The standard for weird is moveable though and what is included here may, in cases, seem to be mere happenstance, morbidity, or local colour. By my measure, the weird embraces ghost stories and graveyards, tragic tales and comic asides, as well as ballads and broadsides, advertisements and playbills. This takes us from the supernatural at one end of a scale, via the fantastic, to the bizarre at the other: the bizarre tends to be neither super nor natural, it is most often one of Mother or Human Nature’s charming mistakes. Weird is a broad church because normality, in comparison, is rather narrow. It is dependent on expectation, though, and is measured by its distance from that expectation. Thus, while a headline-grabbing murder may be notable for its extremity, a forgotten poet may stand out by his extreme banality.
Weird Belfast contains all of these things: the forgotten, the marginal, the untimely. Things that were normal then – whenever then was – seem stranger now: lectures on spiritualism; public displays of now-debunked sciences; trials for witchcraft. Equally, things that seemed outlandish once, strike us now as unworthy of comment. All the exotic spectacles and foreign nationals, the peculiar cures to common ailments, why did they once spend so much print space and drawing ink on things that we find ordinary?
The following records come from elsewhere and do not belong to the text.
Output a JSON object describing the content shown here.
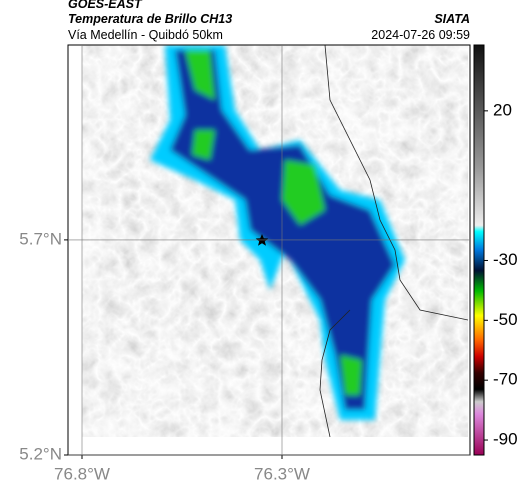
{
  "header": {
    "title": "GOES-EAST",
    "subtitle": "Temperatura de Brillo CH13",
    "location": "Vía Medellín - Quibdó 50km",
    "source": "SIATA",
    "datetime": "2024-07-26 09:59"
  },
  "map": {
    "xlim": [
      -76.835,
      -75.83
    ],
    "ylim": [
      5.2,
      6.153
    ],
    "xticks": [
      {
        "value": -76.8,
        "label": "76.8°W"
      },
      {
        "value": -76.3,
        "label": "76.3°W"
      }
    ],
    "yticks": [
      {
        "value": 5.7,
        "label": "5.7°N"
      },
      {
        "value": 5.2,
        "label": "5.2°N"
      }
    ]
  },
  "colorbar": {
    "lim": [
      42,
      -95
    ],
    "ticks": [
      20,
      -30,
      -50,
      -70,
      -90
    ]
  }
}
A trawl through this cultural marginalia teaches us several contradictory things about the past:
It is the last category that interests me the most.
When I used to sit on my grandfather’s knee, it was not his stories of historical or political change that stayed with me, but the stories of people. Standard practice may dismiss them as anecdotes: anecdotes of characters, of sidelined events; mere recollections and vague vagaries. Even in blunt newspaper type, they are no less mystical. The formality of the setting doesn’t diminish them, because the stories themselves are so small and oddly-formed that formality cannot straighten them out. Indeed, they demand that the storyteller embellish and stylise and the writers happily oblige.
It was these kinds of stories that, during hours of other unrelated research, I noted down for later. I didn’t want to forget them. They were not relevant then – may never be relevant at all, in fact – but they seemed to add or accumulate into something: in this instance, one volume of what could be infinite volumes.